Napoleon allegedly called the English, “A Nation of Shopkeepers”. It was a great line but the slur backfired and the wee man fairly got his come-uppance at Waterloo.
Well, the self-styled, “Best Small Country in the World”, is, if nothing else, a nation of campaigners, often orchestrated by the tabloid press – and sometimes greatly to be applauded. There is, however, a determined national campaign currently under way that is more devious than warm-hearted, more vindictive than gloriously courageous.

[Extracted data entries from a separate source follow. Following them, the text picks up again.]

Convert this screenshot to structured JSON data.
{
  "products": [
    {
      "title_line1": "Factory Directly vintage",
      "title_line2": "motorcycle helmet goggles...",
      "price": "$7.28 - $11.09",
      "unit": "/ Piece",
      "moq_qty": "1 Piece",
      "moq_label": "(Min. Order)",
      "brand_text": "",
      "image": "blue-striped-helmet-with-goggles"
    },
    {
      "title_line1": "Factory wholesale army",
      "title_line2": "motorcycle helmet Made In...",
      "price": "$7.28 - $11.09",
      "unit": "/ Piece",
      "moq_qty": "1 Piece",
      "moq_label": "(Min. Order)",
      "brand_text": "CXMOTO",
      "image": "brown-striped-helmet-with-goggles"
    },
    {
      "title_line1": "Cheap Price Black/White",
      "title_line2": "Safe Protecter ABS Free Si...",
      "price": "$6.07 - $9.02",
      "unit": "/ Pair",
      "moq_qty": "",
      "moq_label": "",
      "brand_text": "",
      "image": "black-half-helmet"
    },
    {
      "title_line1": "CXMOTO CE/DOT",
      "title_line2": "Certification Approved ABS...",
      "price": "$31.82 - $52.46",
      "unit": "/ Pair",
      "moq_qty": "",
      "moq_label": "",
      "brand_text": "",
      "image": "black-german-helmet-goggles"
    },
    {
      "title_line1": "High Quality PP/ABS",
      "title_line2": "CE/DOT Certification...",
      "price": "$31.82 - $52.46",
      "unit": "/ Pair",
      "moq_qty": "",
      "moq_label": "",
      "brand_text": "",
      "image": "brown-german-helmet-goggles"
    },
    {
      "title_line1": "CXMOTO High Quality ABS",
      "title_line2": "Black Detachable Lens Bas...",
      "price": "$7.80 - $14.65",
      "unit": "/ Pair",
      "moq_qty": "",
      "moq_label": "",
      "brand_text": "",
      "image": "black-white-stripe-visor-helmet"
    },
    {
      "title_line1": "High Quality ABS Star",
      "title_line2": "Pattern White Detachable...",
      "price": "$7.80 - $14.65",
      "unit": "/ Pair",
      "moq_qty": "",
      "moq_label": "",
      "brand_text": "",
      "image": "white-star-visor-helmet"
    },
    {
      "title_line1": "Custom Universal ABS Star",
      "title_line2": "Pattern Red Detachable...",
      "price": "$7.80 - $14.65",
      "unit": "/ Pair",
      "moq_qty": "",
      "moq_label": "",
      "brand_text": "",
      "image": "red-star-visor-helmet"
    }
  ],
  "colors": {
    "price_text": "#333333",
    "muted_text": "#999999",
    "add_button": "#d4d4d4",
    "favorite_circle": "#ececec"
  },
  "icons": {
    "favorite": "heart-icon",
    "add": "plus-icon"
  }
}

I refer to the unofficial, imaginary and totally fictitious “C.V.V.R.” … the insidious, “Campaign for the (perceived) Victimisation and (ultimate) Vindication of Rangers”. The objective of this unspoken movement is exactly what it says on the tin: to portray the mighty Gers as victims, rather than villains; and to broadly absolve them of guilt and thereby minimise retribution, on the basis that the club was taken advantage of and led astray by devious manipulators, principally (though not exclusively) the villainous Craig Whyte.
Furthermore, that anything they may have done that was, in any way, slightly reprehensible, was no worse (other, perhaps, than in degree) than what others were doing, too … allegedly.
Tch! Seemples … now, let’s set all this tiresome tax-evasion, dodgy-registration, smoke-and-mirrors nonsense aside and move on.
Well, what else is a borderline-demented, seriously paranoid Tim to make of the reportedly present and escalating efforts of the nation’s finest and the national sport’s governing body, to simultaneously criminalise the would-be incumbent of the big hoose south of the river and self-incriminate as much as possible of the wider Scottish football fraternity? The more so by contrast with the absolute administrative and public indifference with which the dire financial plight of another Scottish club was met a few years back.
Be afraid, Bhoys … be very afraid! This fox is not yet shot – and the institutional paramedics are assiduously on the case. Do not too prematurely discount the possibility of miraculous recovery, however distasteful that very concept may be in some interested quarters.
Above all, be vigilant … keep the faith – and pray that no fiscal improprieties, howsoever slight, or contractual skeletons, however creative or open to interpretation, may be lurking in Walfrid’s post-Fergus wages or finance departments.